This seems to be a non-trivial problem for even current narrow AI, which is much more problematic for strong NAI, which I haven't seen called out or named explicitly. I provide a quick literature review to explain why I think it's ignored in classic multi-agent system design. (But I might be corrected)
It is unclear to me whether we can expect even introspective GAI to "just solve it" by noticing that it is a problem and working to fix it, given that people often don't seem to manage it.
One challenge for safe AI is the intrinsic difficulty of coordination problems. This includes coordination with humans, coordination with other AI systems, and potentially self-coordination when AI uses multiple agents. Unfortunately, the typical system design intends to maximize some fitness function, not to coordinate in order to allow mutually beneficial interaction.
There is extensive literature on multi-agent coordination for task-based delegation and cooperation, dating back to at least the 1980 Contract Net Interaction Protocol, which allows autonomous agents to specify markets for interaction. This is useful, but doesn't avoid any of the problems with market failures and inadequate equillibria. (In fact, it probably induces such failures, since individual contracts are the atomic unit or interaction.) Extensive follow-up work on distributed consensus problems assumes that all agents are built to achieve consensus. This may be important for AI coordination, but requires clearly defined communication channels and well-understood domains. Work on Collaborative Intelligence is also intended to allow collaboration, but it is unclear that there is substantive ongoing work in that area. Multiscale decision theory attempts to build multi-scale models for decision making, but is not tied explicitly to multiple agents.

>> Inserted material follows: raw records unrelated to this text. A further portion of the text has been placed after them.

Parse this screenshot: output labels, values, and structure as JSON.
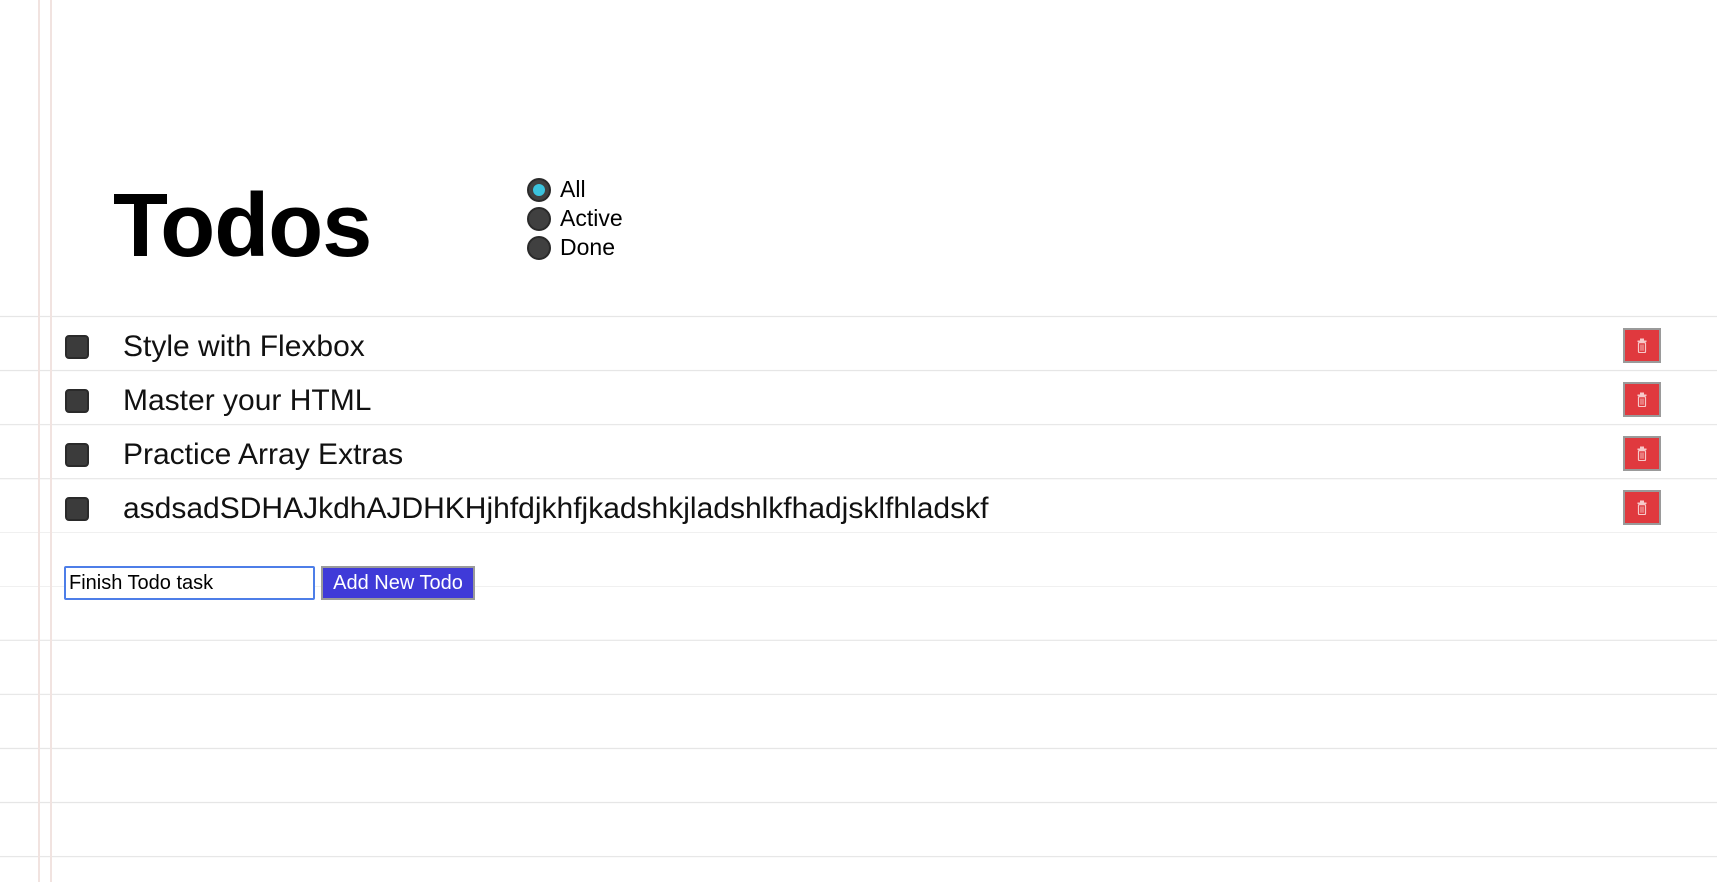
{
  "app": {
    "title": "Todos"
  },
  "filters": [
    {
      "label": "All",
      "checked": true
    },
    {
      "label": "Active",
      "checked": false
    },
    {
      "label": "Done",
      "checked": false
    }
  ],
  "todos": [
    {
      "text": "Style with Flexbox",
      "done": false
    },
    {
      "text": "Master your HTML",
      "done": false
    },
    {
      "text": "Practice Array Extras",
      "done": false
    },
    {
      "text": "asdsadSDHAJkdhAJDHKHjhfdjkhfjkadshkjladshlkfhadjsklfhladskf",
      "done": false
    }
  ],
  "new_todo": {
    "value": "Finish Todo task",
    "button_label": "Add New Todo"
  },
  "icons": {
    "delete": "trash-icon"
  },
  "colors": {
    "delete_button": "#e0393e",
    "add_button": "#3f3ad8",
    "radio_selected": "#3bc3dd",
    "input_focus_border": "#4d7ee8"
  }
}
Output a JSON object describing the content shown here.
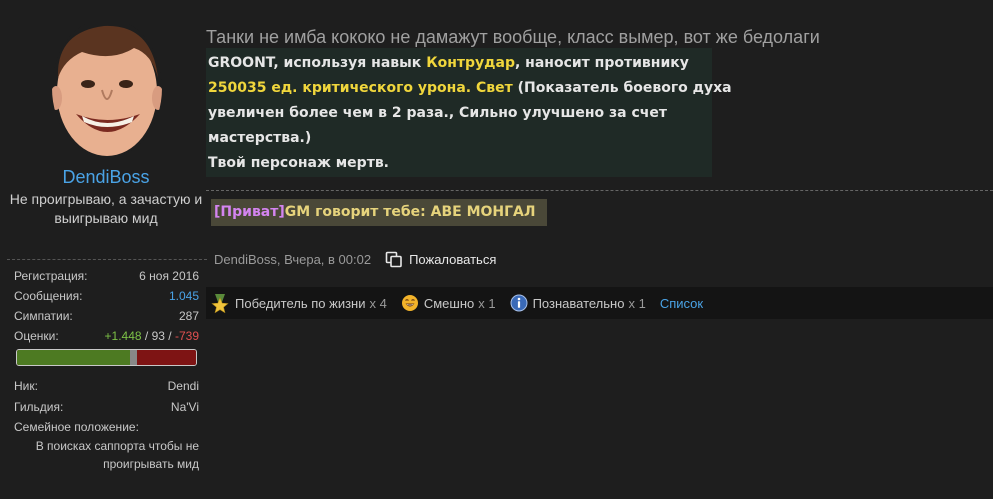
{
  "user": {
    "username": "DendiBoss",
    "title": "Не проигрываю, а зачастую и выигрываю мид",
    "stats": [
      {
        "label": "Регистрация:",
        "value": "6 ноя 2016"
      },
      {
        "label": "Сообщения:",
        "value": "1.045"
      },
      {
        "label": "Симпатии:",
        "value": "287"
      }
    ],
    "ratings": {
      "label": "Оценки:",
      "positive": "+1.448",
      "sep1": " / ",
      "neutral": "93",
      "sep2": " / ",
      "negative": "-739"
    },
    "rating_bar": {
      "positive_fraction": 0.63,
      "neutral_fraction": 0.04,
      "negative_fraction": 0.33
    },
    "fields": [
      {
        "label": "Ник:",
        "value": "Dendi"
      },
      {
        "label": "Гильдия:",
        "value": "Na'Vi"
      }
    ],
    "family": {
      "label": "Семейное положение:",
      "value": "В поисках саппорта чтобы не проигрывать мид"
    }
  },
  "post": {
    "text": "Танки не имба кококо не дамажут вообще, класс вымер, вот же бедолаги",
    "game_log": {
      "l1a": "GROONT, используя навык ",
      "l1b": "Контрудар",
      "l1c": ", наносит противнику",
      "l2a": "250035 ед. критического урона.  Свет",
      "l2b": " (Показатель боевого духа",
      "l3": " увеличен более чем в 2 раза., Сильно улучшено за счет",
      "l4": "мастерства.)",
      "l5": "Твой персонаж мертв."
    },
    "private": {
      "tag": "[Приват]",
      "text": "GM говорит тебе: АВЕ МОНГАЛ"
    },
    "meta": {
      "author_date": "DendiBoss, Вчера, в 00:02",
      "report": "Пожаловаться"
    },
    "likes": [
      {
        "label": "Победитель по жизни",
        "count": "x 4"
      },
      {
        "label": "Смешно",
        "count": "x 1"
      },
      {
        "label": "Познавательно",
        "count": "x 1"
      }
    ],
    "list_label": "Список"
  },
  "colors": {
    "link": "#4aa3e6",
    "positive": "#7cc146",
    "negative": "#e05050",
    "highlight": "#f0d63c",
    "private_tag": "#d484f0"
  }
}
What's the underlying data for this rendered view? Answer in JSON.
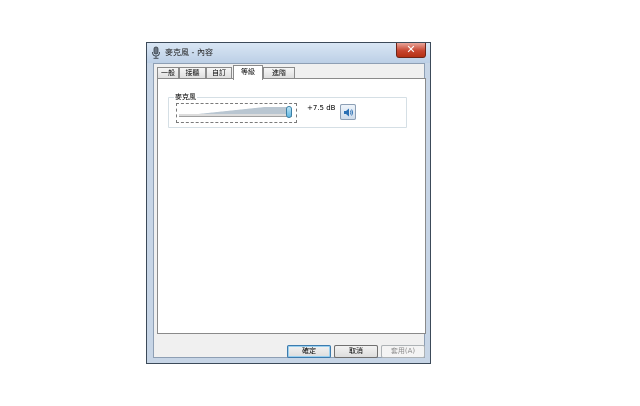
{
  "window": {
    "title": "麥克風 - 內容",
    "close_glyph": "✕"
  },
  "tabs": [
    {
      "label": "一般",
      "active": false
    },
    {
      "label": "接聽",
      "active": false
    },
    {
      "label": "自訂",
      "active": false
    },
    {
      "label": "等級",
      "active": true
    },
    {
      "label": "進階",
      "active": false
    }
  ],
  "levels": {
    "group_label": "麥克風",
    "level_text": "+7.5 dB",
    "slider_fraction": 1.0,
    "mute_icon": "speaker-icon"
  },
  "buttons": {
    "ok": "確定",
    "cancel": "取消",
    "apply": "套用(A)"
  }
}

What most of the literature shares is an assumption that agents will be designed for cooperation and collaboration. Inducing collaboration in agents not explicitly designed for that task is a very different problem, as is finding coordinated goals that can be achieved.
The obvious solution is to expect multi-agent systems to have agents with models of other agents that are sophisticated enough to build strategies that allow collaboration. In situations where multiple equilibria exist, moving from pareto-dominated equilibria to better ones often requires coordination, which requires understanding that initially costly moves towards the better equilibrium will be matched by other players. As I argued earlier, there are fundamental limitations on the models of embedded agents that we don't have good solutions to. (If we find good ways to build embedded agents, we may also find good ways to design embedded agents for cooperation. This isn't obvious.)
Collaboration-by-design, on the other hand, is much easier. Unfortunately, AI-race dynamics make it seem unlikely. The other alternative is to explicitly design safety parameters, as Mobileye has done for self driving cars with "RSS" - limiting the space in which they can make decisions to enforce limits about how cars interact. This seems intractable in domains where safety is ill-defined, and seems to require much better understanding of corrigibility, at the very least.
Perhaps there are approaches I haven't considered, or reasons to think this isn't a problem. Alternatively, perhaps there is a clearer way to frame the problem that exists ow which I am unaware, or the problem could be framed more clearly in a way I am not seeing. As a first step, progress on identification on either front seems useful.